The baby. The Son of God. He came. He walked among us. He taught. He challenged hearts. He ruffled feathers. He loved. He wept. He raised the dead. He held the children. He walked on water. He reprimanded the sea. He gave sight to the blind. He cleansed the leper. He loved the sinner. He loved fishermen, tent makers, doctors, and tax collectors. He loved Mary. He loved Susanna. He loved Martha. He loved Joanna. He enjoyed a good fish dinner. He washed feet. He prayed. He bowed. He replaced an ear. He was beaten. He carried a cross. He was spit on. He took care of His mother. He forgave. He cried out. He died, but not for long. He resurrected. He walked through walls. He cooked lunch for His friends. He commissioned. And finally, He went home.
But, on that starry night, all his mama knew for sure was that He was the most beautiful baby in the world. Everything else could wait.
In this Christmas season, I wish for you, dear friends, a moment of quiet, a starry night, and the distant singing of angels echoing off the breeze.
 “Glory to God in the highest, and on earth peace, good will toward men.”

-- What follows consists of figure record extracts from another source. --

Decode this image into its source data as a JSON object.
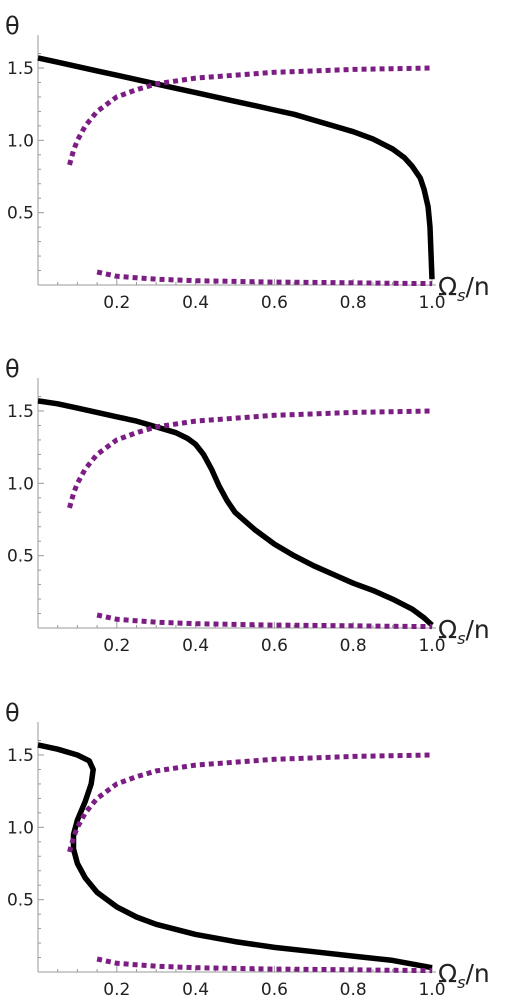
{
  "colors": {
    "solid": "#000000",
    "dotted": "#7b1d82",
    "axis": "#9a9a9a",
    "text": "#222222"
  },
  "panel_labels": {
    "ylabel": "θ",
    "xlabel_main": "Ω",
    "xlabel_sub": "s",
    "xlabel_tail": "/n"
  },
  "chart_data": [
    {
      "type": "line",
      "title": "",
      "xlabel": "Ωs/n",
      "ylabel": "θ",
      "xlim": [
        0,
        1.0
      ],
      "ylim": [
        0,
        1.6
      ],
      "xticks": [
        0.2,
        0.4,
        0.6,
        0.8,
        1.0
      ],
      "xtick_labels": [
        "0.2",
        "0.4",
        "0.6",
        "0.8",
        "1.0"
      ],
      "yticks": [
        0.5,
        1.0,
        1.5
      ],
      "ytick_labels": [
        "0.5",
        "1.0",
        "1.5"
      ],
      "grid": false,
      "series": [
        {
          "style": "solid",
          "x": [
            0.0,
            0.05,
            0.1,
            0.15,
            0.2,
            0.25,
            0.3,
            0.35,
            0.4,
            0.45,
            0.5,
            0.55,
            0.6,
            0.65,
            0.7,
            0.75,
            0.8,
            0.85,
            0.9,
            0.93,
            0.95,
            0.97,
            0.98,
            0.99,
            0.995,
            1.0
          ],
          "y": [
            1.57,
            1.54,
            1.51,
            1.48,
            1.45,
            1.42,
            1.39,
            1.36,
            1.33,
            1.3,
            1.27,
            1.24,
            1.21,
            1.18,
            1.14,
            1.1,
            1.06,
            1.01,
            0.94,
            0.88,
            0.82,
            0.74,
            0.66,
            0.54,
            0.4,
            0.04
          ]
        },
        {
          "style": "dotted",
          "x": [
            0.08,
            0.09,
            0.1,
            0.12,
            0.15,
            0.2,
            0.25,
            0.3,
            0.4,
            0.5,
            0.6,
            0.7,
            0.8,
            0.9,
            1.0
          ],
          "y": [
            0.83,
            0.93,
            1.0,
            1.1,
            1.2,
            1.3,
            1.35,
            1.39,
            1.43,
            1.45,
            1.47,
            1.48,
            1.49,
            1.495,
            1.5
          ]
        },
        {
          "style": "dotted",
          "x": [
            0.15,
            0.2,
            0.3,
            0.4,
            0.5,
            0.6,
            0.7,
            0.8,
            0.9,
            1.0
          ],
          "y": [
            0.09,
            0.06,
            0.04,
            0.03,
            0.025,
            0.02,
            0.018,
            0.015,
            0.012,
            0.01
          ]
        }
      ]
    },
    {
      "type": "line",
      "title": "",
      "xlabel": "Ωs/n",
      "ylabel": "θ",
      "xlim": [
        0,
        1.0
      ],
      "ylim": [
        0,
        1.6
      ],
      "xticks": [
        0.2,
        0.4,
        0.6,
        0.8,
        1.0
      ],
      "xtick_labels": [
        "0.2",
        "0.4",
        "0.6",
        "0.8",
        "1.0"
      ],
      "yticks": [
        0.5,
        1.0,
        1.5
      ],
      "ytick_labels": [
        "0.5",
        "1.0",
        "1.5"
      ],
      "grid": false,
      "series": [
        {
          "style": "solid",
          "x": [
            0.0,
            0.05,
            0.1,
            0.15,
            0.2,
            0.25,
            0.3,
            0.35,
            0.38,
            0.4,
            0.42,
            0.44,
            0.46,
            0.48,
            0.5,
            0.55,
            0.6,
            0.65,
            0.7,
            0.75,
            0.8,
            0.85,
            0.9,
            0.95,
            0.98,
            1.0
          ],
          "y": [
            1.57,
            1.55,
            1.52,
            1.49,
            1.46,
            1.43,
            1.39,
            1.35,
            1.31,
            1.27,
            1.2,
            1.1,
            0.98,
            0.88,
            0.8,
            0.68,
            0.58,
            0.5,
            0.43,
            0.37,
            0.31,
            0.26,
            0.2,
            0.13,
            0.07,
            0.02
          ]
        },
        {
          "style": "dotted",
          "x": [
            0.08,
            0.09,
            0.1,
            0.12,
            0.15,
            0.2,
            0.25,
            0.3,
            0.4,
            0.5,
            0.6,
            0.7,
            0.8,
            0.9,
            1.0
          ],
          "y": [
            0.83,
            0.93,
            1.0,
            1.1,
            1.2,
            1.3,
            1.35,
            1.39,
            1.43,
            1.45,
            1.47,
            1.48,
            1.49,
            1.495,
            1.5
          ]
        },
        {
          "style": "dotted",
          "x": [
            0.15,
            0.2,
            0.3,
            0.4,
            0.5,
            0.6,
            0.7,
            0.8,
            0.9,
            1.0
          ],
          "y": [
            0.09,
            0.06,
            0.04,
            0.03,
            0.025,
            0.02,
            0.018,
            0.015,
            0.012,
            0.01
          ]
        }
      ]
    },
    {
      "type": "line",
      "title": "",
      "xlabel": "Ωs/n",
      "ylabel": "θ",
      "xlim": [
        0,
        1.0
      ],
      "ylim": [
        0,
        1.6
      ],
      "xticks": [
        0.2,
        0.4,
        0.6,
        0.8,
        1.0
      ],
      "xtick_labels": [
        "0.2",
        "0.4",
        "0.6",
        "0.8",
        "1.0"
      ],
      "yticks": [
        0.5,
        1.0,
        1.5
      ],
      "ytick_labels": [
        "0.5",
        "1.0",
        "1.5"
      ],
      "grid": false,
      "series": [
        {
          "style": "solid",
          "x": [
            0.0,
            0.05,
            0.1,
            0.13,
            0.14,
            0.135,
            0.12,
            0.1,
            0.09,
            0.09,
            0.1,
            0.12,
            0.15,
            0.2,
            0.25,
            0.3,
            0.4,
            0.5,
            0.6,
            0.7,
            0.8,
            0.9,
            1.0
          ],
          "y": [
            1.57,
            1.54,
            1.5,
            1.46,
            1.4,
            1.3,
            1.18,
            1.05,
            0.95,
            0.85,
            0.75,
            0.65,
            0.55,
            0.45,
            0.38,
            0.33,
            0.26,
            0.21,
            0.17,
            0.14,
            0.11,
            0.08,
            0.03
          ]
        },
        {
          "style": "dotted",
          "x": [
            0.08,
            0.09,
            0.1,
            0.12,
            0.15,
            0.2,
            0.25,
            0.3,
            0.4,
            0.5,
            0.6,
            0.7,
            0.8,
            0.9,
            1.0
          ],
          "y": [
            0.83,
            0.93,
            1.0,
            1.1,
            1.2,
            1.3,
            1.35,
            1.39,
            1.43,
            1.45,
            1.47,
            1.48,
            1.49,
            1.495,
            1.5
          ]
        },
        {
          "style": "dotted",
          "x": [
            0.15,
            0.2,
            0.3,
            0.4,
            0.5,
            0.6,
            0.7,
            0.8,
            0.9,
            1.0
          ],
          "y": [
            0.09,
            0.06,
            0.04,
            0.03,
            0.025,
            0.02,
            0.018,
            0.015,
            0.012,
            0.01
          ]
        }
      ]
    }
  ]
}
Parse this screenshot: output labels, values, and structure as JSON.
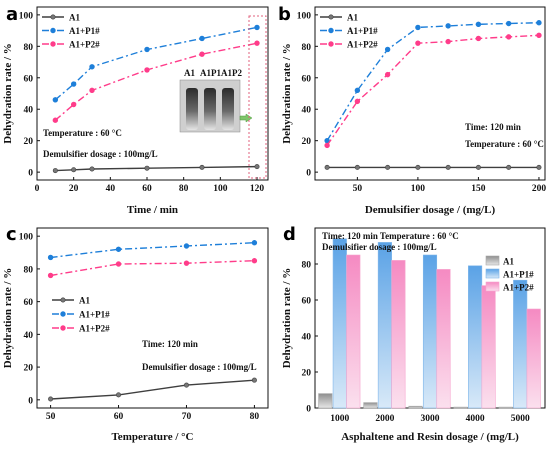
{
  "colors": {
    "A1": "#3f3f3f",
    "A1+P1#": "#1e7fd9",
    "A1+P2#": "#ff3c8a",
    "bar_A1": "#a9a9a9",
    "bar_P1": "#7fb6ea",
    "bar_P2": "#f7a6cf",
    "panel_label": "#b01550"
  },
  "chart_data": [
    {
      "panel": "a",
      "type": "line",
      "xlabel": "Time / min",
      "ylabel": "Dehydration rate / %",
      "xlim": [
        0,
        126
      ],
      "ylim": [
        -5,
        105
      ],
      "xticks": [
        0,
        20,
        40,
        60,
        80,
        100,
        120
      ],
      "yticks": [
        0,
        20,
        40,
        60,
        80,
        100
      ],
      "legend_placement": "top-left",
      "series": [
        {
          "name": "A1",
          "x": [
            10,
            20,
            30,
            60,
            90,
            120
          ],
          "values": [
            1,
            1.5,
            2,
            2.5,
            3,
            3.5
          ]
        },
        {
          "name": "A1+P1#",
          "x": [
            10,
            20,
            30,
            60,
            90,
            120
          ],
          "values": [
            46,
            56,
            67,
            78,
            85,
            92
          ]
        },
        {
          "name": "A1+P2#",
          "x": [
            10,
            20,
            30,
            60,
            90,
            120
          ],
          "values": [
            33,
            43,
            52,
            65,
            75,
            82
          ]
        }
      ],
      "annotations": [
        "Temperature : 60 °C",
        "Demulsifier dosage : 100mg/L"
      ],
      "inset_labels": [
        "A1",
        "A1P1",
        "A1P2"
      ]
    },
    {
      "panel": "b",
      "type": "line",
      "xlabel": "Demulsifier dosage / (mg/L)",
      "ylabel": "Dehydration rate / %",
      "xlim": [
        15,
        205
      ],
      "ylim": [
        -5,
        105
      ],
      "xticks": [
        50,
        100,
        150,
        200
      ],
      "yticks": [
        0,
        20,
        40,
        60,
        80,
        100
      ],
      "legend_placement": "top-left",
      "series": [
        {
          "name": "A1",
          "x": [
            25,
            50,
            75,
            100,
            125,
            150,
            175,
            200
          ],
          "values": [
            3,
            3,
            3,
            3,
            3,
            3,
            3,
            3
          ]
        },
        {
          "name": "A1+P1#",
          "x": [
            25,
            50,
            75,
            100,
            125,
            150,
            175,
            200
          ],
          "values": [
            20,
            52,
            78,
            92,
            93,
            94,
            94.5,
            95
          ]
        },
        {
          "name": "A1+P2#",
          "x": [
            25,
            50,
            75,
            100,
            125,
            150,
            175,
            200
          ],
          "values": [
            17,
            45,
            62,
            82,
            83,
            85,
            86,
            87
          ]
        }
      ],
      "annotations": [
        "Time: 120 min",
        "Temperature : 60 °C"
      ]
    },
    {
      "panel": "c",
      "type": "line",
      "xlabel": "Temperature / °C",
      "ylabel": "Dehydration rate / %",
      "xlim": [
        48,
        82
      ],
      "ylim": [
        -5,
        105
      ],
      "xticks": [
        50,
        60,
        70,
        80
      ],
      "yticks": [
        0,
        20,
        40,
        60,
        80,
        100
      ],
      "legend_placement": "middle-left",
      "series": [
        {
          "name": "A1",
          "x": [
            50,
            60,
            70,
            80
          ],
          "values": [
            0.5,
            3,
            9,
            12
          ]
        },
        {
          "name": "A1+P1#",
          "x": [
            50,
            60,
            70,
            80
          ],
          "values": [
            87,
            92,
            94,
            96
          ]
        },
        {
          "name": "A1+P2#",
          "x": [
            50,
            60,
            70,
            80
          ],
          "values": [
            76,
            83,
            83.5,
            85
          ]
        }
      ],
      "annotations": [
        "Time: 120 min",
        "Demulsifier dosage : 100mg/L"
      ]
    },
    {
      "panel": "d",
      "type": "bar",
      "xlabel": "Asphaltene and Resin dosage / (mg/L)",
      "ylabel": "Dehydration rate / %",
      "ylim": [
        0,
        100
      ],
      "yticks": [
        0,
        20,
        40,
        60,
        80
      ],
      "categories": [
        "1000",
        "2000",
        "3000",
        "4000",
        "5000"
      ],
      "legend_placement": "top-right",
      "series": [
        {
          "name": "A1",
          "values": [
            8,
            3,
            1,
            0.5,
            0.5
          ]
        },
        {
          "name": "A1+P1#",
          "values": [
            94,
            92,
            85,
            79,
            71
          ]
        },
        {
          "name": "A1+P2#",
          "values": [
            85,
            82,
            77,
            68,
            55
          ]
        }
      ],
      "annotations": [
        "Time: 120 min Temperature : 60 °C",
        "Demulsifier dosage : 100mg/L"
      ]
    }
  ],
  "panel_labels": [
    "a",
    "b",
    "c",
    "d"
  ]
}
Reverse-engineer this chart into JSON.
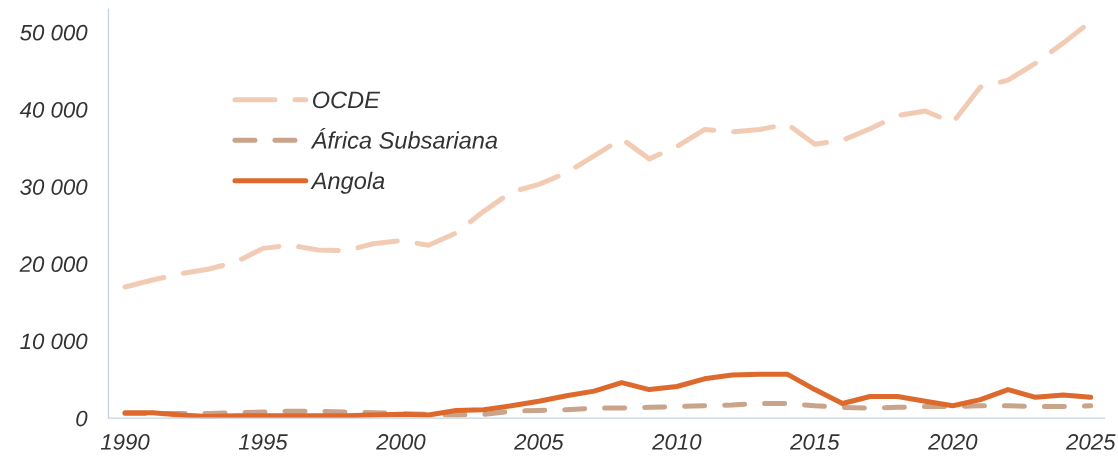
{
  "chart_data": {
    "type": "line",
    "x": [
      1990,
      1991,
      1992,
      1993,
      1994,
      1995,
      1996,
      1997,
      1998,
      1999,
      2000,
      2001,
      2002,
      2003,
      2004,
      2005,
      2006,
      2007,
      2008,
      2009,
      2010,
      2011,
      2012,
      2013,
      2014,
      2015,
      2016,
      2017,
      2018,
      2019,
      2020,
      2021,
      2022,
      2023,
      2024,
      2025
    ],
    "xlim": [
      1989.4,
      2025.5
    ],
    "ylim": [
      0,
      53000
    ],
    "xticks": [
      1990,
      1995,
      2000,
      2005,
      2010,
      2015,
      2020,
      2025
    ],
    "yticks": [
      0,
      {
        "value": 10000,
        "label": "10 000"
      },
      {
        "value": 20000,
        "label": "20 000"
      },
      {
        "value": 30000,
        "label": "30 000"
      },
      {
        "value": 40000,
        "label": "40 000"
      },
      {
        "value": 50000,
        "label": "50 000"
      }
    ],
    "grid": false,
    "legend": "top left",
    "series": [
      {
        "name": "OCDE",
        "color": "#f2cbb5",
        "line_style": "dashed",
        "values": [
          17000,
          17900,
          18700,
          19300,
          20200,
          22000,
          22400,
          21800,
          21700,
          22600,
          23000,
          22400,
          24000,
          26800,
          29300,
          30300,
          31800,
          34000,
          36200,
          33600,
          35200,
          37400,
          37100,
          37400,
          38100,
          35500,
          36000,
          37500,
          39200,
          39800,
          38300,
          42900,
          43800,
          46000,
          48600,
          51400
        ]
      },
      {
        "name": "África Subsariana",
        "color": "#c9a38a",
        "line_style": "dashed",
        "values": [
          600,
          600,
          600,
          600,
          700,
          800,
          900,
          900,
          800,
          700,
          600,
          500,
          400,
          500,
          900,
          1000,
          1100,
          1300,
          1300,
          1400,
          1500,
          1600,
          1700,
          1900,
          1900,
          1600,
          1400,
          1300,
          1400,
          1500,
          1500,
          1600,
          1600,
          1500,
          1500,
          1600
        ]
      },
      {
        "name": "Angola",
        "color": "#dd6a2c",
        "line_style": "solid",
        "values": [
          700,
          700,
          400,
          200,
          300,
          300,
          300,
          300,
          300,
          400,
          500,
          400,
          1000,
          1100,
          1600,
          2200,
          2900,
          3500,
          4600,
          3700,
          4100,
          5100,
          5600,
          5700,
          5700,
          3700,
          1900,
          2800,
          2800,
          2200,
          1600,
          2400,
          3700,
          2700,
          3000,
          2700
        ]
      }
    ]
  }
}
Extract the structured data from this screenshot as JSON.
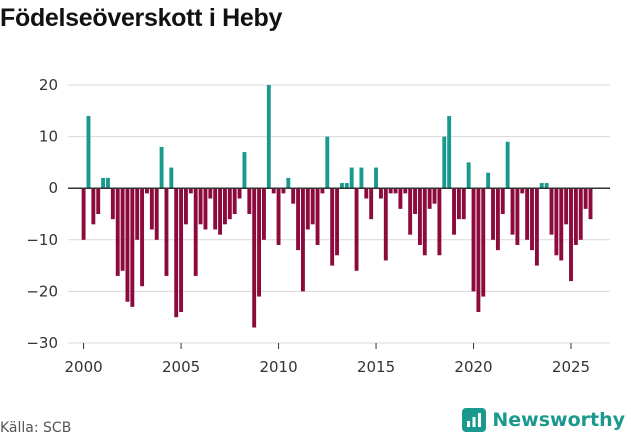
{
  "chart_data": {
    "type": "bar",
    "title": "Födelseöverskott i Heby",
    "xlabel": "",
    "ylabel": "",
    "ylim": [
      -30,
      20
    ],
    "yticks": [
      20,
      10,
      0,
      -10,
      -20,
      -30
    ],
    "yticks_text": [
      "20",
      "10",
      "0",
      "−10",
      "−20",
      "−30"
    ],
    "xticks": [
      2000,
      2005,
      2010,
      2015,
      2020,
      2025
    ],
    "xlim": [
      1999.2,
      2027.0
    ],
    "positive_color": "#1a9a8e",
    "negative_color": "#8c0a3c",
    "x_start": 2000.0,
    "x_step": 0.25,
    "values": [
      -10,
      14,
      -7,
      -5,
      2,
      2,
      -6,
      -17,
      -16,
      -22,
      -23,
      -10,
      -19,
      -1,
      -8,
      -10,
      8,
      -17,
      4,
      -25,
      -24,
      -7,
      -1,
      -17,
      -7,
      -8,
      -2,
      -8,
      -9,
      -7,
      -6,
      -5,
      -2,
      7,
      -5,
      -27,
      -21,
      -10,
      20,
      -1,
      -11,
      -1,
      2,
      -3,
      -12,
      -20,
      -8,
      -7,
      -11,
      -1,
      10,
      -15,
      -13,
      1,
      1,
      4,
      -16,
      4,
      -2,
      -6,
      4,
      -2,
      -14,
      -1,
      -1,
      -4,
      -1,
      -9,
      -5,
      -11,
      -13,
      -4,
      -3,
      -13,
      10,
      14,
      -9,
      -6,
      -6,
      5,
      -20,
      -24,
      -21,
      3,
      -10,
      -12,
      -5,
      9,
      -9,
      -11,
      -1,
      -10,
      -12,
      -15,
      1,
      1,
      -9,
      -13,
      -14,
      -7,
      -18,
      -11,
      -10,
      -4,
      -6
    ]
  },
  "source": "Källa: SCB",
  "brand": {
    "name": "Newsworthy",
    "icon": "bar-chart-icon",
    "color": "#1a9a8e"
  }
}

Wednesday, December 3, 2014

Remember the Jetsons? ,,,


Nellie Rose. She's two.
Today, I received a FaceTime call on my iPhone from my two-year-old granddaughter. Yeah, I’ve gone all-Jetson on myself. Remember the Jetsons? They were this quirky cartoon family from the future with flying cars, vacuum cleaners that ran themselves, and watches that talked and projected images on the wall. Doesn’t seem all that strange now though with Smartphones, Skype, Instagrams and what-not. We are all the Jetsons these days. Well, my little Nellie Rose thinks nothing of it when she actually sees her MeMe on the phone. She will never, ever know how to ‘dial’ a phone or know what a busy signal sounds like, yet her little pudgy finger already knows how to tap a phone to get her MeMe’s face to pop up on command.
Technology. I’m hanging on by a hair. I can feel the wave of it coming towards me and I’m going to either have to ride the wave or dive under it before it drowns me. It’s not that I can’t understand it, it’s that I simply no longer want to. I know what I need to know to get along and see no sense in knowing the difference between a broadband and a headband.
Gary was our resident techie. When he died, the music truly died around here. I can’t for the life of me figure out the password to get a CD to play from my computer through the wireless surround sound the Hubs has wired throughout the house. And, of course, it’s not really a CD at all, but rather some kind of airwave thingy that magically plays on iTunes through my computer. I’d give anything right now to take an album out of its cover and put it on the hi-fi turntable and gently place the needle on the vinyl. (I know, for those under 45, you have no clue what I just said.)
I miss my husband on many levels and in many, many ways. He was my shelter in a storm, my warmth against the cold, my strength when I was lacking. He was also my resident electrician, handyman, computer expert, picture hanger, and lawn guy. I discover new losses with each passing day.
The Hubs would have been tickled to see Nellie’s curly head pop up on his iPhone. That would’ve been right up his alley. I was pretty pleased myself. So, what did my granddaughter want when she called? She wanted to show me her new potty. It’s a big, red, ladybug thingy. She’s thrilled with it. So thrilled, she wanted me to see her potty on it. I did. The Jetsons would have been speechless.